Even if you're not a fan of game shows, you probably know all about Jeopardy and Wheel of Fortune. They've been on the air for over twenty years, share an hour block of time every weekday evening, and have had the same hosts for the majority of their runs. Both shows have consistently occupied the number one and number two spots in syndication ratings for years. What makes them so successful?
Both Wheel and Jeopardy are run by Sony Pictures and King World Entertainment. They're "sister shows," which translates into cross-promotions, back-to-back scheduling, and increased publicity for both shows. They also have equal footing for things like board games, books, and other promotional products that help to bring in a steady stream of new viewers each and every season.
There's something to be said for a game show format that doesn't get tinkered with too much over the years. Fans have grown to know and love both Jeopardy and Wheel of Fortune because the format is dependable and viewers can count on the basic game staying the same from season to season.
The dependability factor extends from the format to the sets and the hosts as well. Wheel viewers enjoy the rapport between Pat Sajak and Vanna White. Jeopardy aficionados know what to expect from Alex Trebek, from his tailored suits to his professionalism. The sets are subtly updated sometimes, but it's never a complete overhaul. Important visual elements tend to remain constant.

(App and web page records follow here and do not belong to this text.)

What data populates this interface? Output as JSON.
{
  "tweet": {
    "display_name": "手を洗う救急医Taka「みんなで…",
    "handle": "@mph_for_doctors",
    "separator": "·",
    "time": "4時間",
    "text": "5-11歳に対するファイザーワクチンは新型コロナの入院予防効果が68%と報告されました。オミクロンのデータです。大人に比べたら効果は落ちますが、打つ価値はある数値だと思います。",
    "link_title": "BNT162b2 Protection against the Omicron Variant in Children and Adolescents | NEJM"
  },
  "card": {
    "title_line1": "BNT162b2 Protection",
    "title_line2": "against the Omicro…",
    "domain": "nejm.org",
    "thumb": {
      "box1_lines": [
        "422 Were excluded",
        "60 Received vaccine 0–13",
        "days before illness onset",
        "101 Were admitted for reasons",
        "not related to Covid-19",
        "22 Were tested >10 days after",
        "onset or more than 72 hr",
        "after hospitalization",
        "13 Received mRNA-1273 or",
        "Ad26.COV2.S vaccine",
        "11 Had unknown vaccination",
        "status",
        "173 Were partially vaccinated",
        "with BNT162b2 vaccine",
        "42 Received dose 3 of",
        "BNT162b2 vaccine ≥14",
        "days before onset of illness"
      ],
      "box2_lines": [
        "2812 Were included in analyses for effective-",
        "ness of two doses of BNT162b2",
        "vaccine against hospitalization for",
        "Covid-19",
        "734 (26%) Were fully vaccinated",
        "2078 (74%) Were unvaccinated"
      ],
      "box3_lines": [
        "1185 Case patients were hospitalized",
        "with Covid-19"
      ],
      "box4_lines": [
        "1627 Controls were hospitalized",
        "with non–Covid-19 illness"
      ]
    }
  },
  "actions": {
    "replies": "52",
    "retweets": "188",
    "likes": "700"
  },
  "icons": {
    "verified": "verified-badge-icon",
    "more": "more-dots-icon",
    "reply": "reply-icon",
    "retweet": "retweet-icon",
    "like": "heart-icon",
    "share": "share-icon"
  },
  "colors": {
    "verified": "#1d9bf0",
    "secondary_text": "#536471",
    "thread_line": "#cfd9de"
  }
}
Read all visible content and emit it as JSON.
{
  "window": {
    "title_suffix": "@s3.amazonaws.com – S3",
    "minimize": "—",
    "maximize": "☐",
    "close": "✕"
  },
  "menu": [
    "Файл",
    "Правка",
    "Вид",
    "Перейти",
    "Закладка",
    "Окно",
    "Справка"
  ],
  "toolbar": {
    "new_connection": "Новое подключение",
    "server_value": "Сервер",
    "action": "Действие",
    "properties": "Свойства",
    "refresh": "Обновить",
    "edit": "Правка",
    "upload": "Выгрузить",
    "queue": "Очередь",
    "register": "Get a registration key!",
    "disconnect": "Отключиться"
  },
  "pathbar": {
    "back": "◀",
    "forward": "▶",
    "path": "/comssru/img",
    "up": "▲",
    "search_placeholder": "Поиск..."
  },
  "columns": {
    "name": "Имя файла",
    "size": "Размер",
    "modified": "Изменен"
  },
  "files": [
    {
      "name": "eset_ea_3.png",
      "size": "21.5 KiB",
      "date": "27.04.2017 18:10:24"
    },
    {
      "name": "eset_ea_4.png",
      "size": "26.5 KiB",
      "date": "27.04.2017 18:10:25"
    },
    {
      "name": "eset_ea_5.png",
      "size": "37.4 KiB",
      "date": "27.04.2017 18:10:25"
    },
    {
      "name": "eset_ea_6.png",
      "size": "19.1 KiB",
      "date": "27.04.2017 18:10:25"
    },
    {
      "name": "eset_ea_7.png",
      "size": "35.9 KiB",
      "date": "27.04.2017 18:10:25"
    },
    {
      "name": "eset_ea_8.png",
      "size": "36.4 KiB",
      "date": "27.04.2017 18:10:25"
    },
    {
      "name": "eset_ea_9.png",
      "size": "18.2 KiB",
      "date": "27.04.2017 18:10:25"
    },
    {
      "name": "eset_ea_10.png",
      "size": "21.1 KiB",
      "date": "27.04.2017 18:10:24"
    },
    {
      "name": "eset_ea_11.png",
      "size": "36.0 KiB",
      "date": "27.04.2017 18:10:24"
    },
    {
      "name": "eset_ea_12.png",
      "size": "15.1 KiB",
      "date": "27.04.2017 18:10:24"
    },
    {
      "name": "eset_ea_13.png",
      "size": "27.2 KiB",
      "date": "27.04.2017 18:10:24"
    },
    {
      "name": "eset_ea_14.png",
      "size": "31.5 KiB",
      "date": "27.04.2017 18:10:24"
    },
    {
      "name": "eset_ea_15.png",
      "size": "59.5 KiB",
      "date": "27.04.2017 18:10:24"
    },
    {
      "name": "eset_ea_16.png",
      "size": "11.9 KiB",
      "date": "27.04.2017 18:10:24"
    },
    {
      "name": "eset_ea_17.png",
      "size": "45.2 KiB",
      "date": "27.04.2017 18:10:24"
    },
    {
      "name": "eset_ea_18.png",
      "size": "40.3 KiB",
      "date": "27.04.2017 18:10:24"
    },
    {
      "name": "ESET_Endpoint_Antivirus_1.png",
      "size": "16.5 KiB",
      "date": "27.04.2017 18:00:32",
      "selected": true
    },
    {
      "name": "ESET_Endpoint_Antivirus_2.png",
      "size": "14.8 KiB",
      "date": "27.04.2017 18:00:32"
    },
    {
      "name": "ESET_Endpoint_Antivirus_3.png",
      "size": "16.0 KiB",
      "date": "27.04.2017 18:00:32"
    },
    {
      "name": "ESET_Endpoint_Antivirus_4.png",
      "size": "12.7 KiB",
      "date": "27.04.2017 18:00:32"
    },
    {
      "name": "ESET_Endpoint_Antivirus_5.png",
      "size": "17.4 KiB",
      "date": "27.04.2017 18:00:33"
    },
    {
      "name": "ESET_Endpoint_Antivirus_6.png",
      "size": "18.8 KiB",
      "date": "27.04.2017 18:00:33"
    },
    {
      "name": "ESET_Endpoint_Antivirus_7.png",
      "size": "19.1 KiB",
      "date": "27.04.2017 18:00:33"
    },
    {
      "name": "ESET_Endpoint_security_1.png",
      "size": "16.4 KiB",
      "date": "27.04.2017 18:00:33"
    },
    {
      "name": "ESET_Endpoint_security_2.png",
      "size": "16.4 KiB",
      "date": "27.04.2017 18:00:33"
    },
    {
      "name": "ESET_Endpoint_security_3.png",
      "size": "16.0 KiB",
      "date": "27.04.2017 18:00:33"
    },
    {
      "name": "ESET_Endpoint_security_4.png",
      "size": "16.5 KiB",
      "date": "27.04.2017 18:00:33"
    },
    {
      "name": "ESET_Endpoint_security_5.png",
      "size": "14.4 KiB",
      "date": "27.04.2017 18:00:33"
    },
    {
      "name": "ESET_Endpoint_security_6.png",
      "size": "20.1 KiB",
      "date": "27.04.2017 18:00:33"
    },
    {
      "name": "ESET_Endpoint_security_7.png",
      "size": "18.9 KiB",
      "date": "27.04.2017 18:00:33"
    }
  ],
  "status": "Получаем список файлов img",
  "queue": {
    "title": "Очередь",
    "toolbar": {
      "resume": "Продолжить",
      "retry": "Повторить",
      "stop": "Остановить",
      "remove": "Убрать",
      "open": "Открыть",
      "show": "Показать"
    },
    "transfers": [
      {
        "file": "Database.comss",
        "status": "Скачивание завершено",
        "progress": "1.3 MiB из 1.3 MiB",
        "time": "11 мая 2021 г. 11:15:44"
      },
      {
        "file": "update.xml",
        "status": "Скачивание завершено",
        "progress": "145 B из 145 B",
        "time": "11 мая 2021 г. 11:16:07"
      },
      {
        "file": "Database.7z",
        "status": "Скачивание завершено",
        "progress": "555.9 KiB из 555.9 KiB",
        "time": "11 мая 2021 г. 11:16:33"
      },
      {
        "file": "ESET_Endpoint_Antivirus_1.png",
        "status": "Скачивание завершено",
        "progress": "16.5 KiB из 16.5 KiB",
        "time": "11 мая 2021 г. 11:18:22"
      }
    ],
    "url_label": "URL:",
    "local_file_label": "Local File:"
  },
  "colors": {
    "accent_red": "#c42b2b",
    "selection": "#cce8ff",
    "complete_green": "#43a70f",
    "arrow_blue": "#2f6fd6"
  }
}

If you take a look at some of the failed game shows over the years, most of their basic concepts run from the confusing to the outrageous. Jeopardy is simple in design – it's a straight-up quizzer that requires clever and quick contestants to play the game successfully. Wheel of Fortune has a basic premise, and each round of the game is played in a similar fashion. There are no ridiculous gimmicks, no over-the-top elements that are designed to shock the viewers, and no stunts or challenges to push contestants into uncomfortable territory.
What it Comes Down To
Wheel of Fortune and Jeopardy are familiar standbys that viewers can understand, play along with at home, and digest easily. While they may lack some of the flash and glamour that you see on more recent game shows, they have cultivated and maintained a fiercely loyal fan base. Both shows are like your favorite old sweater; there when you expect them to be, and comfortable to slip in to.